In July, 16 pharmacies started selling legal cannabis in the South American nation. The initiative led to a banking nightmare when financial institutions in Uruguay threatened to cancel the accounts of businesses participating in the sale of cannabis.
The banking scare came after letters from American financial firms arrived. These documents stated that US banks would stop doing business with Uruguay because Uruguayan institutions were helping in the sale of a controlled substance.
Since that time, three or more pharmacies have decided not to sell marijuana due to the warnings.
To address this problem, Uruguay will set up cash-only pot shops for those who want to partake in legal adult-use cannabis.
While this solution appears elegantly simple, it will bring some minor challenges.

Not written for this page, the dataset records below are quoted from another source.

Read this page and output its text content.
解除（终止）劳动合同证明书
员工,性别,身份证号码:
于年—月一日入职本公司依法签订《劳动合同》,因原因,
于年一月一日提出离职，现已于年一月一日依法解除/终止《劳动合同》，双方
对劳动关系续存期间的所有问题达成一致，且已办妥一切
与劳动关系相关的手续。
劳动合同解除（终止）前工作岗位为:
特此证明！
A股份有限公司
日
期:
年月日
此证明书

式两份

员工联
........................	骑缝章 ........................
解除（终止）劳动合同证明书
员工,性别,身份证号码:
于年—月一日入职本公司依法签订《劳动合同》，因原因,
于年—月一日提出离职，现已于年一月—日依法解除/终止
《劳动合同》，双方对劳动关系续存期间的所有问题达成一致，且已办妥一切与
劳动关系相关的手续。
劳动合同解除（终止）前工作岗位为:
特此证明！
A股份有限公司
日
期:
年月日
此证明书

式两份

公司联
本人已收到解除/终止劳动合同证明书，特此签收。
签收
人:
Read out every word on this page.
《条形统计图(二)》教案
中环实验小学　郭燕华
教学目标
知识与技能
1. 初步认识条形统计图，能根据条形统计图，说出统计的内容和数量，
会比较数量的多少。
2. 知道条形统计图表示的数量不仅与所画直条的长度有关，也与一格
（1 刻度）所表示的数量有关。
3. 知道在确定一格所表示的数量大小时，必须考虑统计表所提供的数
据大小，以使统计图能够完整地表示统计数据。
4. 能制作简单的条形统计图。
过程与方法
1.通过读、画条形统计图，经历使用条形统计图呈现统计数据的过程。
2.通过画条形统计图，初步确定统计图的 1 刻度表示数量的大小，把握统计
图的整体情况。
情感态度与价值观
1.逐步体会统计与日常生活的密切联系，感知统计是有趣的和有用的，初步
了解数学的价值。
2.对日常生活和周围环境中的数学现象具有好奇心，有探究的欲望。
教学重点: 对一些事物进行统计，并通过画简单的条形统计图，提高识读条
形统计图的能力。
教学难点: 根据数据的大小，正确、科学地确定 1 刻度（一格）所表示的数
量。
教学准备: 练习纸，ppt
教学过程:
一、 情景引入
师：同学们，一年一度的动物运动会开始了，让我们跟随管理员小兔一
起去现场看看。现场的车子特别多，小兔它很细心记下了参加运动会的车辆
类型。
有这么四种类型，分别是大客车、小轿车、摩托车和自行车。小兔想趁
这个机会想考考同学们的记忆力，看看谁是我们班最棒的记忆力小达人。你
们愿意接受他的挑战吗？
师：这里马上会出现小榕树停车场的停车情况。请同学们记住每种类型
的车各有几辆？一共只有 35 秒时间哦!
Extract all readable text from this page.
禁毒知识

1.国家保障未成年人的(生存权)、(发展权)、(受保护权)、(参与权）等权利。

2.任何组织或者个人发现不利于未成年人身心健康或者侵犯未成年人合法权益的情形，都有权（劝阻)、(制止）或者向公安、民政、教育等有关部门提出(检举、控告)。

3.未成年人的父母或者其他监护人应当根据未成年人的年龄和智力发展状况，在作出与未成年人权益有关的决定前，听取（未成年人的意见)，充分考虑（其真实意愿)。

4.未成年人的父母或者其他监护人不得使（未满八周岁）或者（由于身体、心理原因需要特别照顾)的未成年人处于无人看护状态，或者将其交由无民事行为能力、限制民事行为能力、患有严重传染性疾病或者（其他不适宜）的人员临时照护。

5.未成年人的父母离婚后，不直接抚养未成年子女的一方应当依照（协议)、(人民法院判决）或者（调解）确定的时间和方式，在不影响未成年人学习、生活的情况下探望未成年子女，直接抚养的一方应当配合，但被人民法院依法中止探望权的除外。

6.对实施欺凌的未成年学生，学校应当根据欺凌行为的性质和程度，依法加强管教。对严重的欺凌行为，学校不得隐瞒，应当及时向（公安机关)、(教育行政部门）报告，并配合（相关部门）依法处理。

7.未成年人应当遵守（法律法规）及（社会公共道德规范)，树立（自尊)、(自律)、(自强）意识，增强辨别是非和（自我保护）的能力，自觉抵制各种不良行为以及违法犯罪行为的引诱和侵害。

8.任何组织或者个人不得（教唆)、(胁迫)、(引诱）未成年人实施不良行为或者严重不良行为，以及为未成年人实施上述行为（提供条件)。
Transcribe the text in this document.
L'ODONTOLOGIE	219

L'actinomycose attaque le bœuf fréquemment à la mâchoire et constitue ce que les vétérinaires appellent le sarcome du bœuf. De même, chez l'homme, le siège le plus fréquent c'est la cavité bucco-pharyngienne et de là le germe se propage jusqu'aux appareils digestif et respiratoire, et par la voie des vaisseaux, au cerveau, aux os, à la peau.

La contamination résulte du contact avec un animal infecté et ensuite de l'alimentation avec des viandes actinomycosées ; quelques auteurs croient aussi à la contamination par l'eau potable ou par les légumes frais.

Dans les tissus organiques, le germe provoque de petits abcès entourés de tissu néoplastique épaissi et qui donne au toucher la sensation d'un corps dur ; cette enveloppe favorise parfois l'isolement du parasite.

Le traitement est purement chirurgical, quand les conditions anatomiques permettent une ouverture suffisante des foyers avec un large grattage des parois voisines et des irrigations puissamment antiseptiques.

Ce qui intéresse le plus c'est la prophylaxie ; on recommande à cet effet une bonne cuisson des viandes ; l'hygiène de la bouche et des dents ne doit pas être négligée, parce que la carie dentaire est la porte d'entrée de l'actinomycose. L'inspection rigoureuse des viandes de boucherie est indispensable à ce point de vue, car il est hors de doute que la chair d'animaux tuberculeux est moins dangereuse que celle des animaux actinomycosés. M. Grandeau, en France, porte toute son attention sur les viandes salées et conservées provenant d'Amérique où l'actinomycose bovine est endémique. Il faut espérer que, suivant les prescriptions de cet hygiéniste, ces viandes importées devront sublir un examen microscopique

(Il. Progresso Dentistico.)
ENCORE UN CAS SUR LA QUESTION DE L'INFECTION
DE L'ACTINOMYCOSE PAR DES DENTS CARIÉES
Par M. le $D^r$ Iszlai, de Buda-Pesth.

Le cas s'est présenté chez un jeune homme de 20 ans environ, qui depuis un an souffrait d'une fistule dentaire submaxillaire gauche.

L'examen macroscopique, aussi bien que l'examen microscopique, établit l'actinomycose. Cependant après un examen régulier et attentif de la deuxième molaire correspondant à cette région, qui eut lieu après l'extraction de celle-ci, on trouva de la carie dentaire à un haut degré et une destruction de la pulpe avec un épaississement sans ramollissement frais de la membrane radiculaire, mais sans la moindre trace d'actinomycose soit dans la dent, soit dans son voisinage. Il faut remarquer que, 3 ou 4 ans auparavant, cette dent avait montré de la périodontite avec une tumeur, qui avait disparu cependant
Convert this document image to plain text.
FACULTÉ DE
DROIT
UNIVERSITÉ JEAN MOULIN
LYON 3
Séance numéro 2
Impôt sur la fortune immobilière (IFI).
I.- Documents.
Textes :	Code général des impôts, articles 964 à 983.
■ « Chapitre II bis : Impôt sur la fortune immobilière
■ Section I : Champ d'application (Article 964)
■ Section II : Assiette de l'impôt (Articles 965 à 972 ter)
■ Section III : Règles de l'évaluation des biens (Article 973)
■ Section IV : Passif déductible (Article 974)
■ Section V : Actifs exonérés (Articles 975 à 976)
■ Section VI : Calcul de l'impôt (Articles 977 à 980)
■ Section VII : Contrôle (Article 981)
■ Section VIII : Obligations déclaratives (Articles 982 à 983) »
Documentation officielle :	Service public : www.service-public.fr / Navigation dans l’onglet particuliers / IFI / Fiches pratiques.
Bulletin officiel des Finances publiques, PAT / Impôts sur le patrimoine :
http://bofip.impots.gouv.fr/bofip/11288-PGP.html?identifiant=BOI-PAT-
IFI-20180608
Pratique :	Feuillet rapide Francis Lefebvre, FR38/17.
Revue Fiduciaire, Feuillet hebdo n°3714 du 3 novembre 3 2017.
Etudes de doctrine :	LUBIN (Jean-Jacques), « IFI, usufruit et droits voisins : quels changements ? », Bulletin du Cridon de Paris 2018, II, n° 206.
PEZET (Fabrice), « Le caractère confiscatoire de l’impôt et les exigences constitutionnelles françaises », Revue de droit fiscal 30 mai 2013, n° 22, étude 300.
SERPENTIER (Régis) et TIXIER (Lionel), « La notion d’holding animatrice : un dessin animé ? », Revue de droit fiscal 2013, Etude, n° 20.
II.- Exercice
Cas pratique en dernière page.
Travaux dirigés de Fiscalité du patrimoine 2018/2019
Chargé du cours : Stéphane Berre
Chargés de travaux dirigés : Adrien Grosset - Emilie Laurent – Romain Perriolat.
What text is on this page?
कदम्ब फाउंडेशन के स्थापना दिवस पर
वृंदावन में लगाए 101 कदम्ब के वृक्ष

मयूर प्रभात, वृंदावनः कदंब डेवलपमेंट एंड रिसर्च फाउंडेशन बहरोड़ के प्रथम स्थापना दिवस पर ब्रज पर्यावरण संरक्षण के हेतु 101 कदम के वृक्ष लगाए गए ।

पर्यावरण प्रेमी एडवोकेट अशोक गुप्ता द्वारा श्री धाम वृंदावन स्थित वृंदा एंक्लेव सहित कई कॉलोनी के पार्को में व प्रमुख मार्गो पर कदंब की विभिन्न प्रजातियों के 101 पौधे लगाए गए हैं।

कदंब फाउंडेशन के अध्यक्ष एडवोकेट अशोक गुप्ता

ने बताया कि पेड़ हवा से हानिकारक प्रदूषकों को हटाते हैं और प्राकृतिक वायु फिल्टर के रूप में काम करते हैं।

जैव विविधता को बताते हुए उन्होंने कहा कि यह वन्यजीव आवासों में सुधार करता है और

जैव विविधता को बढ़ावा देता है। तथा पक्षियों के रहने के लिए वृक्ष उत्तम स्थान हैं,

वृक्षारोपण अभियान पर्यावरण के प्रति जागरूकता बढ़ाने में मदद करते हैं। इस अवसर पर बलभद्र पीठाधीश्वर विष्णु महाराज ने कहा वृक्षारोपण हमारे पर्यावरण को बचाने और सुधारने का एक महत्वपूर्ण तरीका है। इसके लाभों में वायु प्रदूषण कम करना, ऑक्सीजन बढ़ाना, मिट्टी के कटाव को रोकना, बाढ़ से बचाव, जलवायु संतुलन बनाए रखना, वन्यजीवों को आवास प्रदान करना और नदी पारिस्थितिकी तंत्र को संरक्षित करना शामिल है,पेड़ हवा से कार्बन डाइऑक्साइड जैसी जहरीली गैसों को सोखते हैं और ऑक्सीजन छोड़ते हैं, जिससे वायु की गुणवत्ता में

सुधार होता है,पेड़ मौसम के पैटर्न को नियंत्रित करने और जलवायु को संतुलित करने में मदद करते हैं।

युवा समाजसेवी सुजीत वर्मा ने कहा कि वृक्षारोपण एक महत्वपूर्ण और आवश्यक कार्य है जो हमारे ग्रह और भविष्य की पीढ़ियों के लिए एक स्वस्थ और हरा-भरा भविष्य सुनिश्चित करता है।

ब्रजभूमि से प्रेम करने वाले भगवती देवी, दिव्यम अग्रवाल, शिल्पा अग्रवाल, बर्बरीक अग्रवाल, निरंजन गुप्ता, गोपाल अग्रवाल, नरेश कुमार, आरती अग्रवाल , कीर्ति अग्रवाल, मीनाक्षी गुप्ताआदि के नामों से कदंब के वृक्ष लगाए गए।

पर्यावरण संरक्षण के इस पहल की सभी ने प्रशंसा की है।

Uruguay law prohibits businesses from paying their employees by cash or check. Payment is required by direct deposit, so these dispensaries will need an exemption to pay their employees without the use of any banking services. It will also force consumers to visit an ATM or bank before going to buy cannabis, which could act as a deterrent for sales.
Uruguay has 13,500 registered marijuana consumers, and the number is constantly increasing. The South American nation has long had a progressive view of cannabis, which made them the first country in the world to legalize the plant in July of 2013.